Today's Financial News - Posted April 7, 2009

Earnings season is just about to kick off. When it does, emotional investors will be in for a rough ride. If you want to make big profits, you have to stick with the facts and the figures.

By Andrew Snyder, TodaysFinancialNews.com

Baltimore — (TFN): The last time I cried was at my wedding. It is not something I am particularly proud of, but remember it because it was such a rare event. I am far from one of those emotional, tofu-eating, Prius-driving, new-age guys you see on Oprah.

I believe emotions are a waste of time and energy, especially when it comes to investing. Making money is about dollars and cents, not feel-good headlines and spikes in investor sentiment.

Unfortunately, as this recent financial fiasco unfolds, I may be getting pushed into the margins.

Emotional investors are controlling Wall Street. It is the reason we are stuck in a nasty, wealth-destroying rut. Without empirical data and true earnings figures, the Dow will be stuck bouncing off the 8,000 level for what could be months.

So who is to blame for this intellectually retarded market? Look no further than our elected officials.

When voters head to the polls, they make their choices based on emotions. Which candidate ran the most sensitive ads? Which wannabe senator promised to make us feel the best?

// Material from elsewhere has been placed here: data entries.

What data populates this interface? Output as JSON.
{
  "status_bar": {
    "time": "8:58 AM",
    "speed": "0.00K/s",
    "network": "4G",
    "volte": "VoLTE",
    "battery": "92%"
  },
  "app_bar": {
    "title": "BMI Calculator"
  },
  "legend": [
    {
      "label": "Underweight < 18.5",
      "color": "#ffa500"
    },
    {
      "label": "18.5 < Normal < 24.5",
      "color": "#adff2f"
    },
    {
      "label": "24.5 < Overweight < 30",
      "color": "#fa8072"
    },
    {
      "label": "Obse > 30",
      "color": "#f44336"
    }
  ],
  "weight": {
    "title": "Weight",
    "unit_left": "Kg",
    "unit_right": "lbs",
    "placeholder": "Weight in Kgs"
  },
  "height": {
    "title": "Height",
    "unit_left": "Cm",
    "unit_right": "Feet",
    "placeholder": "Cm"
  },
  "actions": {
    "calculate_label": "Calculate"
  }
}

What issue makes us the maddest?

If politicians get in office based on emotions, it is no wonder they rule their recently-seized American economy the same way.

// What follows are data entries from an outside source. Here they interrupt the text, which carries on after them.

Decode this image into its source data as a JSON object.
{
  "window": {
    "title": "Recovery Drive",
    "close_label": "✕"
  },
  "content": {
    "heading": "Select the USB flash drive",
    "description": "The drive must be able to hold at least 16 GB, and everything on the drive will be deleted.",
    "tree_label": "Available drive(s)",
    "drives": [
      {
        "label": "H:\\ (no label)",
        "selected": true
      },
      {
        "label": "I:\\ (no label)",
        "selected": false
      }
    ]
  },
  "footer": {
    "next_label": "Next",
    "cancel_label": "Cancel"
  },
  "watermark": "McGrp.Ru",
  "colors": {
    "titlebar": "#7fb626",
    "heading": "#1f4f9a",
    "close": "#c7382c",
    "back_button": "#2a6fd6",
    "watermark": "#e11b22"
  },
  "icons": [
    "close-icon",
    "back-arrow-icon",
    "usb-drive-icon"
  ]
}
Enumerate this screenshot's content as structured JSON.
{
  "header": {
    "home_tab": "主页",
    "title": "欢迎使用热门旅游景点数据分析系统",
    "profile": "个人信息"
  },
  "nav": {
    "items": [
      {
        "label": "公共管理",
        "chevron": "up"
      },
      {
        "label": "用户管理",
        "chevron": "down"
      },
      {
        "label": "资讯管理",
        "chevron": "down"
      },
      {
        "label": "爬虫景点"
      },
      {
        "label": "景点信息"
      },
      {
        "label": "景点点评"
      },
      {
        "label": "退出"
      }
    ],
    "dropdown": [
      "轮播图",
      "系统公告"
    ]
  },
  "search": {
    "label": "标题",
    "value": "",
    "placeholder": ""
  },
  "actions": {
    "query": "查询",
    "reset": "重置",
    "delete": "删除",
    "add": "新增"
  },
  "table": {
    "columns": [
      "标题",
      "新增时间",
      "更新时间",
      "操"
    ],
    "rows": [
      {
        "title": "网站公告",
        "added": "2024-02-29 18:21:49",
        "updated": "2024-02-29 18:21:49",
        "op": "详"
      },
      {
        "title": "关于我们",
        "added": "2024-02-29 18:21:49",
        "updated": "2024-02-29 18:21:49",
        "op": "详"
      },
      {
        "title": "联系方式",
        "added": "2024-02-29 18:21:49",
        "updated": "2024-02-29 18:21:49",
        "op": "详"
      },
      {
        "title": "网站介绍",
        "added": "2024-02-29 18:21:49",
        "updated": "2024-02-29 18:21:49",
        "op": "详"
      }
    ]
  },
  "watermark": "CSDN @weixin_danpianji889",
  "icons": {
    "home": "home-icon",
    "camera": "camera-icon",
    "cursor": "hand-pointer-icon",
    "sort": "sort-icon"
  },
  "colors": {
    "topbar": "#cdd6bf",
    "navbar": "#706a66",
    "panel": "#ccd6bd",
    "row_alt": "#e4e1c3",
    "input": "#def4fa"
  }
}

We saw it with the AIG bonus scandal. It was a week of fury and fire as the House angrily enacted laws our forefathers would have waged wars over.

We saw it with the numerous stimulus packages. None of the people we entrust with our nation’s fate had a clue what needed to be done, but their gut told them something had to be done immediately. After all, Americans were losing their jobs, their homes and their luxury cars. Emotional stories were all over the headlines.

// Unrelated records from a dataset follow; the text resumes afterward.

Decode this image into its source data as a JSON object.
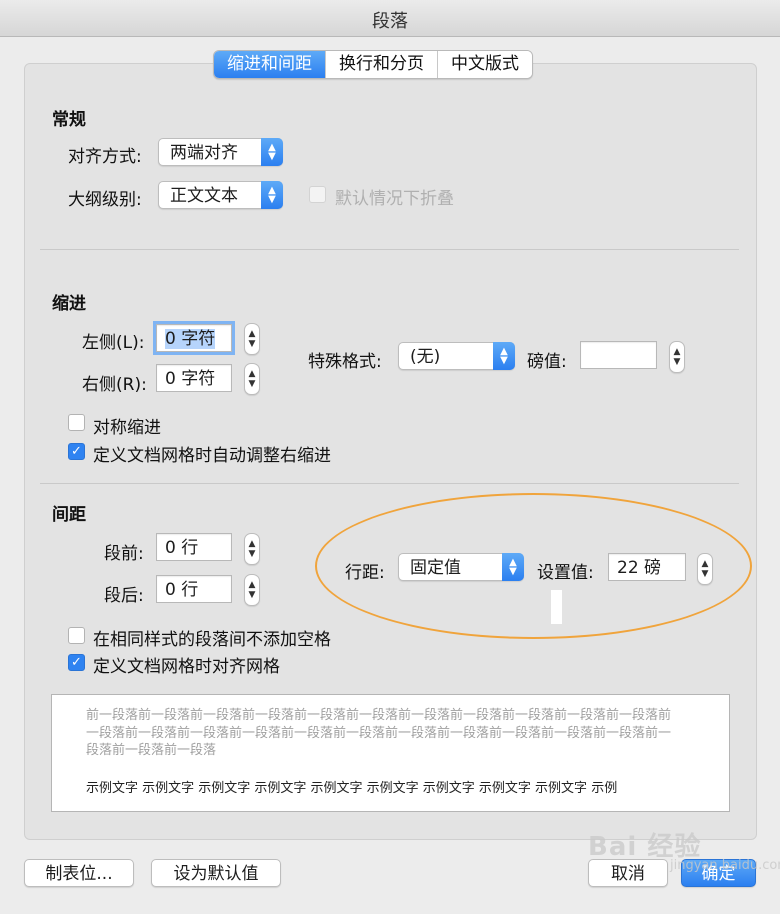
{
  "window": {
    "title": "段落"
  },
  "tabs": [
    {
      "label": "缩进和间距",
      "active": true
    },
    {
      "label": "换行和分页",
      "active": false
    },
    {
      "label": "中文版式",
      "active": false
    }
  ],
  "general": {
    "heading": "常规",
    "alignment_label": "对齐方式:",
    "alignment_value": "两端对齐",
    "outline_label": "大纲级别:",
    "outline_value": "正文文本",
    "collapse_label": "默认情况下折叠",
    "collapse_checked": false,
    "collapse_enabled": false
  },
  "indent": {
    "heading": "缩进",
    "left_label": "左侧(L):",
    "left_value": "0 字符",
    "right_label": "右侧(R):",
    "right_value": "0 字符",
    "special_label": "特殊格式:",
    "special_value": "(无)",
    "by_label": "磅值:",
    "by_value": "",
    "mirror_label": "对称缩进",
    "mirror_checked": false,
    "auto_adjust_label": "定义文档网格时自动调整右缩进",
    "auto_adjust_checked": true
  },
  "spacing": {
    "heading": "间距",
    "before_label": "段前:",
    "before_value": "0 行",
    "after_label": "段后:",
    "after_value": "0 行",
    "line_spacing_label": "行距:",
    "line_spacing_value": "固定值",
    "at_label": "设置值:",
    "at_value": "22 磅",
    "no_space_same_style_label": "在相同样式的段落间不添加空格",
    "no_space_same_style_checked": false,
    "snap_grid_label": "定义文档网格时对齐网格",
    "snap_grid_checked": true
  },
  "preview": {
    "previous_paragraph": "前一段落前一段落前一段落前一段落前一段落前一段落前一段落前一段落前一段落前一段落前一段落前一段落前一段落前一段落前一段落前一段落前一段落前一段落前一段落前一段落前一段落前一段落前一段落前一段落前一段落",
    "sample_text": "示例文字 示例文字 示例文字 示例文字 示例文字 示例文字 示例文字 示例文字 示例文字 示例"
  },
  "buttons": {
    "tabs_label": "制表位...",
    "set_default_label": "设为默认值",
    "cancel_label": "取消",
    "ok_label": "确定"
  },
  "watermark": {
    "text": "Bai 经验",
    "sub": "jingyan.baidu.com"
  },
  "colors": {
    "accent": "#2b7ff0",
    "annotation": "#f0a43c"
  }
}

The only thing truly sad about all of it is how the nation spent trillions of dollars trying to fix an unsolvable problem.

Save the tears for a funeral

Our president has spent the last week doing exactly the same thing. He realizes he does not have the facts and figures to get the world’s governments to follow him. Political stalwarts like Medvedev, Sarkozy and Merkel won’t fall for emotional traps.

But their constituents will.

That is exactly why Obama is parading across Europe, holding town hall meetings and pushing the emotional buttons of down-and-out Europeans. As his minions, he knows those folks will force their leaders to follow the American president.

Obama hinted at his goals with one short sentence. “The world will be what you make of it,” he said. Figures do not matter. The history is in the past. The only thing that matters is how we perceive ourselves and how we feel today.

He campaigned on emotions. He will rule on emotions.

We have all been taught that just two emotions rule the markets, fear and greed. It may be true, but only one thing makes a successful long-term investor, buying assets at one price and selling them for a higher price.

Lately, those prices have been controlled by emotions. And we got a cry-baby’s rally. But the trend will not last.

A numbers-based economy

When Alcoa (NYSE:AA) announces its latest earnings figures after today’s closing bell, an extremely important earnings season kicks off. Instead of banking on emotions, Wall Street will have the figures it needs to start pricing stocks accurately.

For some investors, it will be good news. For others it will be terrible.

We all know the sectors filled with emotional investors: green energy, Detroit, the banks and the most emotional of them all, satellite radio.

Unless you tread carefully and can make in-and-out moves with surgical precision, these sectors could destroy your portfolio.

Ask the most manly of men and they will tell you emotions make you look like a fool. For the most part, the notion is debatable. But when it comes to Wall Street, they are dead-on accurate.

Invest with your brain, not with your heart.